En supposant que l'Univers est né à partir d'un Big Bang et en appliquant les principes de la thermodynamique, nous pouvons présager les conditions d'existence de l'Univers s'il contient suffisamment de matière pour qu'il se referme sur lui-même[1].

En supposant que la densité de l'univers soit deux fois supérieure à sa densité critique, l'Univers existera durant environ 75 milliards d'années avant d'imploser.

Pendant la phase de contraction, nous assisterons aux mêmes évènements que durant la phase d’expansion, aux seules différences près que la détente gravitationnelle n’existera plus et que les trous noirs y joueront un rôle prédominant. Voici un premier scénario possible que nous devons à l’équipe de Martin Rees de l'Université de Cambridge.

Compte tenu de la vitesse d’expansion de l’univers et de la vitesse propre des galaxies du Groupe Local, dans 4.5 milliards d'années, la galaxie d’Andromède M31 et la Voie Lactée se frôleront avec potentiellement un risque de fusion des deux galaxies à long terme. On y reviendra à propos des interactions entre galaxies.
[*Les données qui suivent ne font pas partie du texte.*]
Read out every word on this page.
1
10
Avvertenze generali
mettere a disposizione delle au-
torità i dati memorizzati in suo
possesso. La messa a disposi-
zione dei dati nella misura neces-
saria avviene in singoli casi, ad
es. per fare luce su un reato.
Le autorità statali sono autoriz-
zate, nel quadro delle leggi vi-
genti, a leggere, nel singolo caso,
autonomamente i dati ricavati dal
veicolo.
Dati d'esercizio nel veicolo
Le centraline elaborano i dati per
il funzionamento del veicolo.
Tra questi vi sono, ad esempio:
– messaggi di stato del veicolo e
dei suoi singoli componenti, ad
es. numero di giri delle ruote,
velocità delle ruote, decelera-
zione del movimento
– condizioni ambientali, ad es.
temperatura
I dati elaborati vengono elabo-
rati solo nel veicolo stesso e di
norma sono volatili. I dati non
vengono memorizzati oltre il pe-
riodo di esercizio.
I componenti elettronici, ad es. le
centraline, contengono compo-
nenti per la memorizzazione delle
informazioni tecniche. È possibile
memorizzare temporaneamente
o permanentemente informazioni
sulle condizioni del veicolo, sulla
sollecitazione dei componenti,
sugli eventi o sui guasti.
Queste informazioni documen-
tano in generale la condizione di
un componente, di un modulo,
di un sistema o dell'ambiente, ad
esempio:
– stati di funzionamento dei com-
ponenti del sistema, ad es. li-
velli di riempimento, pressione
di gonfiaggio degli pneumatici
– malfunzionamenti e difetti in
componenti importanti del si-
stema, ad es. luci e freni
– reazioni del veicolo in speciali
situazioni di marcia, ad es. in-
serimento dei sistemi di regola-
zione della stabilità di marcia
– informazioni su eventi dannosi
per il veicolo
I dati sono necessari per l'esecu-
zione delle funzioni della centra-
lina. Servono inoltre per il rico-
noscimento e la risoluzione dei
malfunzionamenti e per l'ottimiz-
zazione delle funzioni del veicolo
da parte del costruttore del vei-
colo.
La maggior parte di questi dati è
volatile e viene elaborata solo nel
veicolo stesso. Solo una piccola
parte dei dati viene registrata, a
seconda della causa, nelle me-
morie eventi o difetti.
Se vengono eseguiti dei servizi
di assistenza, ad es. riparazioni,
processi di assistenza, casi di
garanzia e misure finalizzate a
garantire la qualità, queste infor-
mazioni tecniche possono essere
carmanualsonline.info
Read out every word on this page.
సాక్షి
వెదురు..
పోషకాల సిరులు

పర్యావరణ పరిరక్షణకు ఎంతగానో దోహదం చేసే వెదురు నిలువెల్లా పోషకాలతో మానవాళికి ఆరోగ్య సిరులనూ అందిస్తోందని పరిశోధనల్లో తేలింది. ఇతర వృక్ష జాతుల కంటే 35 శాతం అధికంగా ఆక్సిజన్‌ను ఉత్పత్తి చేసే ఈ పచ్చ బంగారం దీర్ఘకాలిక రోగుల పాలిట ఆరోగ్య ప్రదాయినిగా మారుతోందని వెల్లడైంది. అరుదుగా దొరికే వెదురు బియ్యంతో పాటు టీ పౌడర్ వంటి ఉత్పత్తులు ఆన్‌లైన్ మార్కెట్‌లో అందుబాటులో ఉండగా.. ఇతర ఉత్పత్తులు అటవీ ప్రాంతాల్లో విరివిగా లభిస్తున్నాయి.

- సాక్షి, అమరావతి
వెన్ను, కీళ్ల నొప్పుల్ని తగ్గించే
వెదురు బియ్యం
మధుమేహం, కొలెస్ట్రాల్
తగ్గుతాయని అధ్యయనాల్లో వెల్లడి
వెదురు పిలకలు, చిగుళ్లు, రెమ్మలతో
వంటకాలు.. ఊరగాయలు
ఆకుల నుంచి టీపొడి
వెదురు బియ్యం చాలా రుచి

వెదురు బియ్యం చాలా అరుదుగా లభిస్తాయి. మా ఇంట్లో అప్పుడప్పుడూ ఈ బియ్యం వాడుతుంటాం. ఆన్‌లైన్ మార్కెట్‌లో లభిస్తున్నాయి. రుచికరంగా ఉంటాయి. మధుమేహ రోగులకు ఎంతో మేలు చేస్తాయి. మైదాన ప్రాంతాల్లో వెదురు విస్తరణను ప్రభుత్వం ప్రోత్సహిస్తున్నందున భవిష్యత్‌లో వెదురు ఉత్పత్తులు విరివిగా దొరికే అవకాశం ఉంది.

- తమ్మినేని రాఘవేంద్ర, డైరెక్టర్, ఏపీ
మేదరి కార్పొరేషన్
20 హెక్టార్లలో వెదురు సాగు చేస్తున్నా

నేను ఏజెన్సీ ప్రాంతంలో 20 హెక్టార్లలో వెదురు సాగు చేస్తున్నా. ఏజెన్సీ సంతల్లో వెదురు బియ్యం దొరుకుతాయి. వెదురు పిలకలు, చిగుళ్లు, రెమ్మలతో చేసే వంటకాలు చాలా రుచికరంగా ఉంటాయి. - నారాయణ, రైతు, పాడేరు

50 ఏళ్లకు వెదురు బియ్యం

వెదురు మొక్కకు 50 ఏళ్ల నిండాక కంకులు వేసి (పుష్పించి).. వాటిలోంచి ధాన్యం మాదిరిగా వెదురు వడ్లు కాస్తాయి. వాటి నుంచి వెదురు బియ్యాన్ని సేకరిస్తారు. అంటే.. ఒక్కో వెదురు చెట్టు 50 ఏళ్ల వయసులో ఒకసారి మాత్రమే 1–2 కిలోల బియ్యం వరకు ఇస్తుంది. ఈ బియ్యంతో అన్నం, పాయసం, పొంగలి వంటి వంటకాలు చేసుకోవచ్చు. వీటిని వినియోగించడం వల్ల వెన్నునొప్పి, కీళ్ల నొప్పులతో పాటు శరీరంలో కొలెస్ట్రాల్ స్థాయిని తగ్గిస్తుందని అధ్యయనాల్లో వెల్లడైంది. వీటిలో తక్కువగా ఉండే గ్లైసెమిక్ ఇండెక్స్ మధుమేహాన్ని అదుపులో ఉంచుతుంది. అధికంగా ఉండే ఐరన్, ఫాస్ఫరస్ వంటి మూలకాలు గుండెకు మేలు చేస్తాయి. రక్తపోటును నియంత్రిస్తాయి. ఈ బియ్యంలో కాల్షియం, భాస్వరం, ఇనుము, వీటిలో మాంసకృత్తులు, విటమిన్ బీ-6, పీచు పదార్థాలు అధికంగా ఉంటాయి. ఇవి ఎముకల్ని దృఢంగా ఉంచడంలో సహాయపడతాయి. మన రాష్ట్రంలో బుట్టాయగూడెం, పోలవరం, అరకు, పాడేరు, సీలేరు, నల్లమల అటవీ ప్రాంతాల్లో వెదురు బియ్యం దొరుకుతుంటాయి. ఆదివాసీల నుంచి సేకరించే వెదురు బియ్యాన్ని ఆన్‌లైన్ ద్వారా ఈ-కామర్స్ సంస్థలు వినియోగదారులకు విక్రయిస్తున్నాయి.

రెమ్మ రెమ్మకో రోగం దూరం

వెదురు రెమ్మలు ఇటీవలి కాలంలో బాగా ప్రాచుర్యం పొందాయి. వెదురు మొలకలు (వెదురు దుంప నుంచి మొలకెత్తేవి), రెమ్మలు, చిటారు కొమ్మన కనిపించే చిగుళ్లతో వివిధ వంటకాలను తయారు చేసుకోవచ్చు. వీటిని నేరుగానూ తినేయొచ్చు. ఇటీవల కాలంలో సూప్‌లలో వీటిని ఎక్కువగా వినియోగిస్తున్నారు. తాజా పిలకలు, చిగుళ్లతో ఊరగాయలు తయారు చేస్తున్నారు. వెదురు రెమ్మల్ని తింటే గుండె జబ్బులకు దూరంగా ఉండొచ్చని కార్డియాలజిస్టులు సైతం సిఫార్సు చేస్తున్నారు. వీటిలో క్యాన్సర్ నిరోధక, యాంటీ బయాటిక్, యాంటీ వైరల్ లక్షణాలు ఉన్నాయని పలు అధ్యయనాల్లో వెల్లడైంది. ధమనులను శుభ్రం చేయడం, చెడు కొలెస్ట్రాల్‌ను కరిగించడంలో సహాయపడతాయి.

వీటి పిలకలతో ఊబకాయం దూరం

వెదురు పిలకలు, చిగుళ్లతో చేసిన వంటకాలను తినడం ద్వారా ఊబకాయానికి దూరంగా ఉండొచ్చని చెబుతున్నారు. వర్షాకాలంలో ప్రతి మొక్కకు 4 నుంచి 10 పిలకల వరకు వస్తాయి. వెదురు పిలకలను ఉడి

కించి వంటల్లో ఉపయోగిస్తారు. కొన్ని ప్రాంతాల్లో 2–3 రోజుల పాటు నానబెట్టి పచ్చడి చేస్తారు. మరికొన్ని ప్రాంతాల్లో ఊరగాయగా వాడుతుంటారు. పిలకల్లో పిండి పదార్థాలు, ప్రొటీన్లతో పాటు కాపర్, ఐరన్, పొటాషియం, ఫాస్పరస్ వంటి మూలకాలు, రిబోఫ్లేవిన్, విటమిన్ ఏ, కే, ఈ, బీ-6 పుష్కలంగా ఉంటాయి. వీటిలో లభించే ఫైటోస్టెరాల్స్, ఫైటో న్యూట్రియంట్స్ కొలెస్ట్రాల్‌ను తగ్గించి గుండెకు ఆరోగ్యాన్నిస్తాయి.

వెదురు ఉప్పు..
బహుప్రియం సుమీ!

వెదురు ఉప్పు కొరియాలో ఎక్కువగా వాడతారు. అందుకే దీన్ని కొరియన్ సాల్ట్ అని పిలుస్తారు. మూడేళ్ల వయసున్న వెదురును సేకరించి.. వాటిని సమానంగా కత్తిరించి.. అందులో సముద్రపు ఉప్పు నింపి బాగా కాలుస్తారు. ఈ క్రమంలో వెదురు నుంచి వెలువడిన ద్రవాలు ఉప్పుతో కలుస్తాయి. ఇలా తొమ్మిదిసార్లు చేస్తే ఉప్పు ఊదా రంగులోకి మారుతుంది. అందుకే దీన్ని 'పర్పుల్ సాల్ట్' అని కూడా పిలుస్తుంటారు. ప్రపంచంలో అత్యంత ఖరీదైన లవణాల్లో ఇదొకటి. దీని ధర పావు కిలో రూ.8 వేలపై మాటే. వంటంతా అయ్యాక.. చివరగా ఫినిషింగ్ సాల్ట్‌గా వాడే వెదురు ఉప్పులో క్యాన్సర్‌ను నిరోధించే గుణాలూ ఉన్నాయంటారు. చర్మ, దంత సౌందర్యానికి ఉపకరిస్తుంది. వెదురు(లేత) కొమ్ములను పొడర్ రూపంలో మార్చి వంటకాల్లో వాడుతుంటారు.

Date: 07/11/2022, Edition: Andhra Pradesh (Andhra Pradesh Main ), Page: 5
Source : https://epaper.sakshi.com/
Entre-temps, dans quelque 5 milliards d'années soit 19 milliards d'années après le Big Bang, le Soleil deviendra une géante rouge, s'étendra peut-être jusqu'à la Terre ou Mars avant de disparaître dans la nuit des temps sous forme d'étoile naine.

Dans 60 milliards d'années, la température de l'Univers sera tombée en dessous de 1 K. L'univers aura quadruplé de taille par rapport à aujourd'hui, l'horizon cosmologique sera à 60 milliards d'années-lumière, le rayon réel de l’Univers étant peut-être supérieur à 1025 années-lumière. Ce jour là, la force gravitationnelle sera lentement parvenue à contrebalancer la force herculéenne qui déclencha l'expansion de l'Univers. Les galaxies proches devenues immobiles présenteront un spectre semblable aux spectres statiques obtenus en laboratoire. Seules les plus lointaines galaxies continueront à nous fuir. Ensuite, inexorablement tous les objets du ciel se rapprocheront de nous. L'Univers entrera dans sa phase de contraction.

Toutes les étoiles de type solaire se seront transformées en étoiles naines, les plus massives en étoiles neutrons ou en trous noirs.

Pendant quelque 14 milliards d'années, les galaxies se rapprocheront les unes des autres sans provoquer d'effets particuliers; l'Univers sera semblable à ce qu'il est aujourd'hui. Seule différence, les objets présenteront non pas des raies spectrales décalées vers le rouge, mais bien vers le bleu et les plus courtes longueurs d'ondes. Beaucoup d’objets du ciel profond paraîtront plus bleutés et plus brillants qu’ils ne sont en réalité. Plus tard, des galaxies invisibles apparaîtront à la limite de la puissance des télescopes. Ces objets reviendront de l'horizon cosmologique.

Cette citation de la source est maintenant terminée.